The issue of terrorism also received focus this year when 12 people including Gadek assemblyman, G. Saminathan, 34, and Seremban Jaya assemblyman P. Gunasekaran, were detained for having suspected links with LTTE.
On Oct 10 and 13, police via Bukit Aman Special Branch Counter Terrorism Division arrested 12 individuals suspected of being involved in promoting, supporting, possessing materials and channelling funds involving LTTE.
Bukit Aman Special Branch Counter Terrorism principal assistant director Datuk Ayob Khan Mydin Pichay said the two assemblymen were apprehended after being suspected of attending an LTTE Warriors’ Day anniversary in Melaka in November last year.
Those detained were from Selangor, Perak, Penang, Kedah, Negri Sembilan, Melaka and Kuala Lumpur under the Security Offences (Special Measures) Act 2012 (Sosma).
They were charged in separate Sessions Courts here and in several states on Oct 29 and 31 after being accused of having links with LTTE and re-mention of the cases set in December.
Cross-border crimes involving smuggling cases also sent shock waves in the country when the Malaysian Anti-Corruption Commission (MACC) revealed videos of smuggling activities at the border on Oct 18.
MACC claimed it has thousands of video clips on corruption at the border since 2017 which received various reactions from several parties.
Simultaneously, 14 officers and personnel of the General Operations Force (GOF) who were identified as those involved in corrupt practices on cross-border smuggling in Padang Besar, Perlis, had actions taken against them.
Police statistics on smuggling also showed that the matter should not be taken lightly when it was reported that between 200kg to 300kg of goods were smuggled daily, including ketum leaves and cigarettes seized by Perlis police since Sept 3.

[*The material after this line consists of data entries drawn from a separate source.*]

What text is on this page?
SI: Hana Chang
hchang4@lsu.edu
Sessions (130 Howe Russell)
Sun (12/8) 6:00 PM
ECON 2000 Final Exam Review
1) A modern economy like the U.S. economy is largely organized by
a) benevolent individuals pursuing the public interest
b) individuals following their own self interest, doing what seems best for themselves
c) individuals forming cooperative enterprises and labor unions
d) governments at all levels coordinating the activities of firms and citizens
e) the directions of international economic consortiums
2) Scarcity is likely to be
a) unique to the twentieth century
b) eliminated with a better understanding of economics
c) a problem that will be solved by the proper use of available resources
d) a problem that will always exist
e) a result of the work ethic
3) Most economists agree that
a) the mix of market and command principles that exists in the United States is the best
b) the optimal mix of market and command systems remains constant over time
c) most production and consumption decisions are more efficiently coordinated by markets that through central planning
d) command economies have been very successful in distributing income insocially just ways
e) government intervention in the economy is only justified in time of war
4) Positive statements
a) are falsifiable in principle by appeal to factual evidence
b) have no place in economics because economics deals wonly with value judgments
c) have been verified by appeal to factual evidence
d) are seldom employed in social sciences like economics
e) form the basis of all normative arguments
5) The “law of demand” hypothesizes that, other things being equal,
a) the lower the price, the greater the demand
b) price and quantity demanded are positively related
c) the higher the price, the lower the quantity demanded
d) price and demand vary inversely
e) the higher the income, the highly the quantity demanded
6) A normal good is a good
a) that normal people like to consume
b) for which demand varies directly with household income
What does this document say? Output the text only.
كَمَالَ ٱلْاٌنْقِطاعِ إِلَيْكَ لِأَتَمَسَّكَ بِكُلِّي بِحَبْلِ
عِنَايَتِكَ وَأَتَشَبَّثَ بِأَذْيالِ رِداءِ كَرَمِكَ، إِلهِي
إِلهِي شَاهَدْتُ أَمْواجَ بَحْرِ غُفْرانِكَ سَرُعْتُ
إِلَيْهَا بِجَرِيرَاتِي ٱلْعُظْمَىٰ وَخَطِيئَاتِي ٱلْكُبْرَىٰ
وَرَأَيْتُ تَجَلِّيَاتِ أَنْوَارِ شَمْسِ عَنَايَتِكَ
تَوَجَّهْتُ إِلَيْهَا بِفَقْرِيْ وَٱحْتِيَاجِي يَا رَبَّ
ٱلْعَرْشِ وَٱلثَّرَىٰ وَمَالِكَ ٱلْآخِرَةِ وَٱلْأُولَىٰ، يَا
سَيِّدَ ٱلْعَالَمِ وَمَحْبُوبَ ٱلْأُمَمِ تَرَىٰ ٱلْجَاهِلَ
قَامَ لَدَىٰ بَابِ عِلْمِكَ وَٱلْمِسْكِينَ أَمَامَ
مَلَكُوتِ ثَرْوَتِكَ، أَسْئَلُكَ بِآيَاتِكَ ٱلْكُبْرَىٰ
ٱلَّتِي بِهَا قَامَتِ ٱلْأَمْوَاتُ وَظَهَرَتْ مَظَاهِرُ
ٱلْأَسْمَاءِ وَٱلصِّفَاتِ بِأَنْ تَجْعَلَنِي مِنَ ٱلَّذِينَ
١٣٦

According to the Padang Besar police headquarters, seizure of ketum leaves rose 51.1% at 81,851.54kg between January and October this year compared to 40,037.3kg last year.
Meanwhile, 1,968,654 litres of liquor of various brands and 10.32 million sticks of cigarettes worth RM12.41mil which were smuggled into the country with duty unpaid, were disposed of by the Malaysian Customers Department on Nov 8.
Its director-general Datuk Seri Paddy Abd Halim said both items were seized from two operations at Port Klang in Selangor on Apr 7 and Nov 7, involving unpaid duties amounting to RM61.87mil.